While working with a data frame that contains a number of variables it is helpful to look at combinations of those variables to determine if any relationships are evident. One way to do that is to create a correlogram (see the post for August 31, but another interesting method is to create a Scatterplot Matrix (sometimes called a SPLOM) and this post illustrates that feature.
For this exploration I chose to use the IPEDS data frame for several reasons. First, I’m familiar with that data frame and, second, it has a lot of data that can be analyzed as a good example. To make a nice splom that would be easy to read. I wanted four or five variables that would reasonably be related that I could pair so I chose the various categories of salary as a percent of core expenses. Following are the five variables that I compared.
- Core: Salaries and wages for core expenses as a percent of total core expenses
- Inst: Salaries and wages for instruction as a percent of total expenses for instruction
- AcadSup: Salaries and wages for academic support as a percent of total expenses for academic support
- StuSvc: Salaries and wages for student services as a percent of total expenses for student services
- InstSup: Salaries and wages for institutional support as a percent of total expenses for institutional support
It may be helpful to look at the raw data for these five variables.
Here is the splom for these five variables.
A bit of an explanation is in order.
The variables tested are listed along the diagonal, along with the following information about each variable.
- Histogram. This is plot looks like rectangles that graphically indicate the number of values that fall into each bin. As an example, histogram for the InstSup (“Institutional Support”) box is divided into five bins that indicate the various percentages colleges allocate for Institutional Support salaries. The tallest rectangle, between 30 and 40 percent, shows that most colleges in the sample allocate between 30 and 40 percent of their Institutional Support expenses to salaries. Note, the y-axis scale is intended to be used for the scatter plots and is not meaningful for the histogram.
- Density Plot. The black line is the density, or data distribution, smoothed out over the entire range of the variable. This is useful for visualizing the distribution where the histogram may be too course. The density plot for the “Core” variable shows an almost perfect normal distribution which is not evident from the histogram.

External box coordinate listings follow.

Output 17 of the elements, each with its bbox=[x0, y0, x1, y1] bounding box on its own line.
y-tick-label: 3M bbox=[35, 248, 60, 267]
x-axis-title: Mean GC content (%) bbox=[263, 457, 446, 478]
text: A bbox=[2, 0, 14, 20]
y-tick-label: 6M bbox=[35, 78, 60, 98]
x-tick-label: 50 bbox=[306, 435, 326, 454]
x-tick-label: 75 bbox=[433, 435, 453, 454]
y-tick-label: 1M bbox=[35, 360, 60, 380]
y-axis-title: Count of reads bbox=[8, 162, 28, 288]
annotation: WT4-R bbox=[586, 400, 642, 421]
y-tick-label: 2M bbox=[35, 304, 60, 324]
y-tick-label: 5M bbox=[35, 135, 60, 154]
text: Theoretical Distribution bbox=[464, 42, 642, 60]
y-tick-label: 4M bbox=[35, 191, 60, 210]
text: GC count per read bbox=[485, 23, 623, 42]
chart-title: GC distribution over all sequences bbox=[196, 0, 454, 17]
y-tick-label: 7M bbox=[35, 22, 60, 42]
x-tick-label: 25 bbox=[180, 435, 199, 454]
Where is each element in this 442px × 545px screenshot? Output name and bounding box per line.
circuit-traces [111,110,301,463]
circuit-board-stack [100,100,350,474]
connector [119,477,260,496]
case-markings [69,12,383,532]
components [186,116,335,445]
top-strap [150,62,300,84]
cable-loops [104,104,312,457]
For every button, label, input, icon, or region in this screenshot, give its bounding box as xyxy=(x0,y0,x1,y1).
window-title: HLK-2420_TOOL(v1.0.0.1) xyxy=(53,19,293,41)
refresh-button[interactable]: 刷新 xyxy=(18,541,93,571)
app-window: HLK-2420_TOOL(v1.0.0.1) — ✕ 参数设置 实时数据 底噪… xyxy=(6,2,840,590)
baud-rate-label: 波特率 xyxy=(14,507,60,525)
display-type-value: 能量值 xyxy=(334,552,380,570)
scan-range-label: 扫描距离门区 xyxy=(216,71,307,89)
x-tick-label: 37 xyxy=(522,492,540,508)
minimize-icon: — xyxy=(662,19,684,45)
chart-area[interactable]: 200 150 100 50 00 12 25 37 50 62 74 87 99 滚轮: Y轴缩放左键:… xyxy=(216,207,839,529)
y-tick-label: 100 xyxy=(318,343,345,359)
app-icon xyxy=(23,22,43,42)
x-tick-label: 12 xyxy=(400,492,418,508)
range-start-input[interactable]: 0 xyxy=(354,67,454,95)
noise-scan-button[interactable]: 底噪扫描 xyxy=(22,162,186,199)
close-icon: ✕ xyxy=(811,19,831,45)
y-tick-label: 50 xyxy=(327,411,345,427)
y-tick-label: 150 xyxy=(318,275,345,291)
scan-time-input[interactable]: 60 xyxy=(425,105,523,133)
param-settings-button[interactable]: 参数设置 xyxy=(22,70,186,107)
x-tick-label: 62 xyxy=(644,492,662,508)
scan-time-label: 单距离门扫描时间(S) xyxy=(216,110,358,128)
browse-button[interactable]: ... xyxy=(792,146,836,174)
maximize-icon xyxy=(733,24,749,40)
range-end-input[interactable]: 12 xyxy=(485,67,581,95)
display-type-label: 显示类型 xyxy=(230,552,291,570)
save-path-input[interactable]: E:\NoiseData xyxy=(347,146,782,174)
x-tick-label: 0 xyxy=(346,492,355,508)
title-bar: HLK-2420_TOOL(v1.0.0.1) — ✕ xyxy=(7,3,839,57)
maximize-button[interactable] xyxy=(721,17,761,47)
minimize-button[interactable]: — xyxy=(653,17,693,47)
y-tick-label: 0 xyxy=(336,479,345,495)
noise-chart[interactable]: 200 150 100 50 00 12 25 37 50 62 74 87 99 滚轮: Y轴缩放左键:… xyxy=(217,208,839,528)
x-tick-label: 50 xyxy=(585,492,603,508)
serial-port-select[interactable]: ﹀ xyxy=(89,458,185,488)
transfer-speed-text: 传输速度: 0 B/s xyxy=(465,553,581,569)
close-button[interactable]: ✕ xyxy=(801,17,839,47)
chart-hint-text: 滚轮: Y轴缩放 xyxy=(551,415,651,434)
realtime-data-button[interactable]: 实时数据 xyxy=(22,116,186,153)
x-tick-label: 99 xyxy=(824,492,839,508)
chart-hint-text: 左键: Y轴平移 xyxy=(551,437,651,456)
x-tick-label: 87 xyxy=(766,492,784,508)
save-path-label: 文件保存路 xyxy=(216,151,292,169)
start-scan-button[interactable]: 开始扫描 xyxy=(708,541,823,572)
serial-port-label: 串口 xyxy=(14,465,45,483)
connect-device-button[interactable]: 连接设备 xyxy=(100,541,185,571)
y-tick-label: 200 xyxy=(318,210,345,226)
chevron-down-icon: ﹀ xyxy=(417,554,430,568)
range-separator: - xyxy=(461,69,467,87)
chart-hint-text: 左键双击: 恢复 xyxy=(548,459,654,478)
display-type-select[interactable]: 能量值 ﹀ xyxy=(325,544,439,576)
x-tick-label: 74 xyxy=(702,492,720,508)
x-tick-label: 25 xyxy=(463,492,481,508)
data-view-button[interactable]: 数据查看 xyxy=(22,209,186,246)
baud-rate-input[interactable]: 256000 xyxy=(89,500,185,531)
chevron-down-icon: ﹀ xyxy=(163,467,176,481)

- Rug Plot. These are the tiny tick marks along the bottom of the histogram and show where the 29 colleges lie along the histogram. Using the InstSup values, the rug plot makes it clear that while most of the colleges are in the 30-40 percent range there is an outlier at both the lower and upper end of the range. Note: there is not a tick mark for each of the 29 colleges in the data frame since some tick marks indicate two or more colleges.
These boxes display the correlation coefficient for the two variables that intersect in that box. For example, the very top-right corner, with a coefficient of 0.16, is the correlation between Core (Salaries and wages for core expenses as a percent of total core expenses) and InstSup (Salaries and wages for institutional support as a percent of total institutional support expenses).
The boxes in the lower-left corner display a scatter plot between the two variables at that intersection. For example, consider the box in bottom left corner of the splom.
Scatterplot. The dots are a scatter plot of Core (Salaries and wages for core expenses as a percent of total core expenses) along the X-Axis and InstSup (Salaries and wages for institutional support as a percent of total institutional support expenses) along the Y-Axis.
Means. The red dot is the location of the means for the two variables.
Correlation Circle. The circle indicates the strength of the correlation. A perfectly circular trace would indicate a correlation of zero while a straight line would be a correlation of +/- 1.0. Thus, the correlation circle in the lower-left corner is nearly perfectly round, indicating the correlation is quite weak and, in fact, the correlation of 0.16 is weak. Compare that to the correlation circle for AcadSup and StuSvc, which is more elliptical and with a positive slope, graphically illustrating the correlation coefficient of 0.43.
LOESS Line. The red line is the LOESS line, which is a regression line that uses weighting to produce a smooth line for the relationship between variables as opposed to a straight regression line. As an example, while the correlation is very weak, the loess line for the box in the lower left corner (Core vs. InstSup) indicates that colleges spending the least percent for Core salaries would also spend the least for InstSup salaries while colleges spending at the extreme of either variable would also be at the extreme of the other variable. The loess line for AcadSup vs. StuSvc is almost straight and in a positive direction, which would be expected with a correlation of 0.43 for those two variables. Another easy to spot positive loess line is that for Inst vs. AcadSup and that correlation is 0.39. Finally, notice the loess line for Inst vs. StuSvc. That correlation circle is fairly elliptical and corresponds with a coefficient of 0.36. The loess line within that circle is linear with a positive slope. Notice, though, large outliers for both Inst and StuSvc that would not be evident from just the coefficient alone.
A SPLOM is a great tool for initial data analysis and in a very compact display provides a lot of information to help an analyst find relationships of interest.